Search code examples
haskellbenchmarkinghaskell-criterion

Benchmarking IO action with Criterion


I want to know how long it takes my program to read a 12.9MB .wav file into memory. The function that reads a file into memory looks as follows:

import qualified Data.ByteString        as BS

getSamplesFromFileAsBS :: FilePath -> IO (BS.ByteString)

It takes the name of the file and returns the samples as a ByteString. It also performs some other validity checks on the data and ignores the header information. I read the ByteString of samples into memory using ByteString.hGet.

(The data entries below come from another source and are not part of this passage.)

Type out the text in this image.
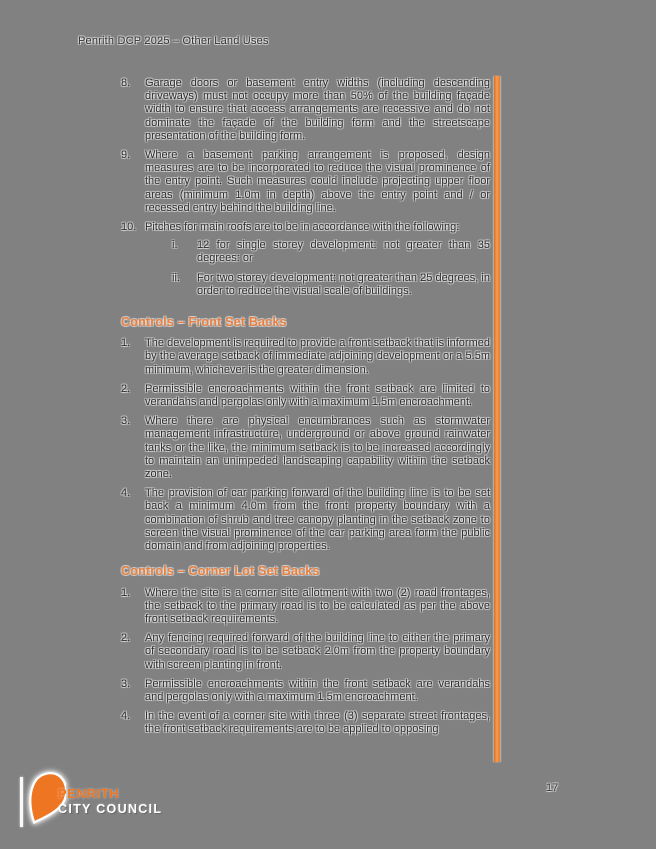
Penrith DCP 2025 – Other Land Uses
8.	Garage doors or basement entry widths (including descending driveways) must not occupy more than 50% of the building façade width to ensure that access arrangements are recessive and do not dominate the façade of the building form and the streetscape presentation of the building form.
9.	Where a basement parking arrangement is proposed, design measures are to be incorporated to reduce the visual prominence of the entry point. Such measures could include projecting upper floor areas (minimum 1.0m in depth) above the entry point and / or recessed entry behind the building line.
10. Pitches for main roofs are to be in accordance with the following:
i.	12 for single storey development: not greater than 35 degrees: or
ii.	For two storey development: not greater than 25 degrees, in order to reduce the visual scale of buildings.
Controls – Front Set Backs
1.	The development is required to provide a front setback that is informed by the average setback of immediate adjoining development or a 5.5m minimum, whichever is the greater dimension.
2.	Permissible encroachments within the front setback are limited to verandahs and pergolas only with a maximum 1.5m encroachment.
3.	Where there are physical encumbrances such as stormwater management infrastructure, underground or above ground rainwater tanks or the like, the minimum setback is to be increased accordingly to maintain an unimpeded landscaping capability within the setback zone.
4.	The provision of car parking forward of the building line is to be set back a minimum 4.0m from the front property boundary with a combination of shrub and tree canopy planting in the setback zone to screen the visual prominence of the car parking area form the public domain and from adjoining properties.
Controls – Corner Lot Set Backs
1.	Where the site is a corner site allotment with two (2) road frontages, the setback to the primary road is to be calculated as per the above front setback requirements.
2.	Any fencing required forward of the building line to either the primary of secondary road is to be setback 2.0m from the property boundary with screen planting in front.
3.	Permissible encroachments within the front setback are verandahs and pergolas only with a maximum 1.5m encroachment.
4.	In the event of a corner site with three (3) separate street frontages, the front setback requirements are to be applied to opposing
PENRITH
CITY COUNCIL
17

If I now benchmark this function with a 12.9MB file, using Criterion:

bencher :: FilePath -> IO ()
bencher fp = defaultMain [
  bench "Reading all the samples from a file." $ nfIO (getSamplesFromFileAsBS fp)
  ]

I get the following result:

benchmarking Reading all the samples from a file.
time                 3.617 ms   (3.520 ms .. 3.730 ms)
                     0.989 R²   (0.981 R² .. 0.994 R²)
mean                 3.760 ms   (3.662 ms .. 3.875 ms)
std dev              354.0 μs   (259.9 μs .. 552.5 μs)
variance introduced by outliers: 62% (severely inflated)

It seems to load 12.9MB into memory in 3.617ms. This doesn't seem realistic since it indicates that my SSD can read 3+GB/s, which is not the case at all. What am I doing wrong?

I decided to try this another (more naive) way, by manually measuring the time difference:

runBenchmarks :: FilePath -> IO ()
runBenchmarks fp = do
  start <- getCurrentTime
  samplesBS <- getSamplesFromFileAsBS fp
  end <- samplesBS `deepseq` getCurrentTime
  print (diffUTCTime end start)

This gives me the following result: 0.023105s. This is realistic because it would mean my SSD can read at a speed of around 600MB/s. What is wrong with the Criterion result?


Solution

  • I looked at the visual results of my Criterion benchmark by writing the output to a html file. I could clearly see that the first run took around 0.020s, whereas the rest (after caching) takes around 0.003s.

    So I'm getting these results because of caching.